Il a notamment expliqué comment anticiper l’évolution de l’épidémie en extrapolant les chiffres actuels. Il a pour cela donné ses estimations pour les hospitalisations. Selon lui, si l’épidémie continue de croître à même rythme, d’ici deux semaines l’incidence hospitalière, le nombre d’admissions à l’hôpital pour 100.000 habitants, dépassera celle du printemps dernier. Dans les provinces de Liège et du Hainaut, cela ne pourrait prendre que 7 jours.
Face à cet afflux de massifs de nouveaux patients, les hôpitaux belges seront bientôt obligés de passer à la « phase » supérieure du plan organisationnel plus vite que prévu, détaille Le Soir.

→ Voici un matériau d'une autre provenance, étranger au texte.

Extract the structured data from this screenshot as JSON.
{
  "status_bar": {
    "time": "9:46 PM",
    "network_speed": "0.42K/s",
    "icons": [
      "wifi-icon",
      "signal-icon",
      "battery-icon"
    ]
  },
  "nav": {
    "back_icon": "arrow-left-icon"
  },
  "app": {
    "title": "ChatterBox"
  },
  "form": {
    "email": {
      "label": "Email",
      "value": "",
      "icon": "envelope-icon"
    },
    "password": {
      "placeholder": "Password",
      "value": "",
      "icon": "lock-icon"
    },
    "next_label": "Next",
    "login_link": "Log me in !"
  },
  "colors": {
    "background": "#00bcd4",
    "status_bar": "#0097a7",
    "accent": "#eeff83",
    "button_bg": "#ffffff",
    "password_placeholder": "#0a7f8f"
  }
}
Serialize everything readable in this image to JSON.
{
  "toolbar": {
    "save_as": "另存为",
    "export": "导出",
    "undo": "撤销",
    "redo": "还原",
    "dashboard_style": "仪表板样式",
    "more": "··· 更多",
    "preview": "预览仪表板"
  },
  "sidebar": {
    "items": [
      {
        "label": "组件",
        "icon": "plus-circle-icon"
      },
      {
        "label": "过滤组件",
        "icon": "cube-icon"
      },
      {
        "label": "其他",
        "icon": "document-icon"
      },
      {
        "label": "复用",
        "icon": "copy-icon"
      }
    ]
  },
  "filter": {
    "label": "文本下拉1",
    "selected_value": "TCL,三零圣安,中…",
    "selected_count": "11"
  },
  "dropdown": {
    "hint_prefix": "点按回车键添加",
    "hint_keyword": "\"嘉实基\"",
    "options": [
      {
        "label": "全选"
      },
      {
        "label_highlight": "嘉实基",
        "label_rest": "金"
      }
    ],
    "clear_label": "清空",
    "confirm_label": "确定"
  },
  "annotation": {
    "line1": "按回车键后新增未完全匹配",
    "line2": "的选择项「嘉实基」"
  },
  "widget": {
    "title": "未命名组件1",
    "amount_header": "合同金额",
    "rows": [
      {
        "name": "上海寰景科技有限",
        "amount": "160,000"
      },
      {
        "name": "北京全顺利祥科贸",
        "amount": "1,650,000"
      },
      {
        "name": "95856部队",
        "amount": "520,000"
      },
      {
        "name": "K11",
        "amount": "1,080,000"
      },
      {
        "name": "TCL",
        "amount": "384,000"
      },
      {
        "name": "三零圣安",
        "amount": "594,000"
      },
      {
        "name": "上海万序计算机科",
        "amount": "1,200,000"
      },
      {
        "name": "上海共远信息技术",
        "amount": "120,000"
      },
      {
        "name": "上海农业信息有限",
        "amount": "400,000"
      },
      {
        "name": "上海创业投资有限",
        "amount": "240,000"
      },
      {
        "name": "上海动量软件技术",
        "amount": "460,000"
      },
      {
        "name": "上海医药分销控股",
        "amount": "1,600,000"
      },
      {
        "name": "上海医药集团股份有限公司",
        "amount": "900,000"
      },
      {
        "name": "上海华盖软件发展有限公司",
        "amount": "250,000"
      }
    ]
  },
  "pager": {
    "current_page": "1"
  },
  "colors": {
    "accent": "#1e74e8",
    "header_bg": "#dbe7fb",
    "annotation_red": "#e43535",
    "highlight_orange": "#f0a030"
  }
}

Aujourd’hui, la plupart des hôpitaux sont en phase 1A. Cela signifie que pour 100 lits en soins intensifs, chiffre sur lequel se basent les calculs, ils doivent en réserver 25 aux patients Covid-19, ainsi que 100 normaux.
Cette semaine, beaucoup d’établissements passeront en phase 1B : 50 lits en soins intensifs pour 100 disponibles, et 200 lits normaux.
Ensuite, la phase 2A, qui pourrait arriver bien plus vite qu’on ne le pense, demande 60 lits sur 100 en soins intensifs mais oblige l’hôpital à se débrouiller pour en créer 15 autres avec ses ressources, ainsi que 300 lits normaux.
Enfin, la 2B, on reste à 60 lits sur 100 en soins intensifs, mais là, il faudra en créer 40 nouveaux et prévoir 400 lits normaux.
A plusieurs endroits du pays, d’ici une semaine, les hôpitaux et cliniques devraient passer outre la phase 1B pour monter en 2A immédiatement. « Tout indique que d’ici le 25 octobre, nous serons déjà à la limite haute des capacités requises par la phase 1B », commente Yves Smeets, directeur de Santhéa, la fédération des hôpitaux publics.
Les établissements devront donc rapidement faire des sacrifices dans certaines ailes et dans certains services, pour amener plus de lits en soins intensifs. Une solution consisterait notamment à reporter toutes les interventions et opérations non-urgentes.
Le personnel souffre aussi
Mais pouvoir encaisser les effets de la crise sanitaire n’est pas qu’un problème d’espace et d’équipement, c’est aussi une question de main d’œuvre. Comme n’importe quels travailleurs, les membres du corps médical, bien que protégés, peuvent aussi être infectés par le Covid-19 dans leur cercle privé. On devient rapidement le cas contact de quelqu’un…
« Autant nous avons manqué de matériel au printemps, autant le risque, aujourd’hui, c’est de manquer de mains, sans compter que certains hôpitaux ne peuvent déjà plus assurer la phase 1B entièrement pour cause de maladie de leur personnel », témoignait Philippe Devos dans Le Soir.
Et pour ceux en état de travailler, la situation reste pénible. Selon une enquête en ligne menée début octobre auprès de prestataires de soins, relayée par De Standaard et Het Nieuwsblad, les plaintes psychologiques de ces acteurs de première ligne sont déjà au moins aussi importantes qu'en avril. Plus d’une personne sur deux se sent trop fatigué et une sur trois indique qu’elle n’a pas assez l’occasion de se détendre.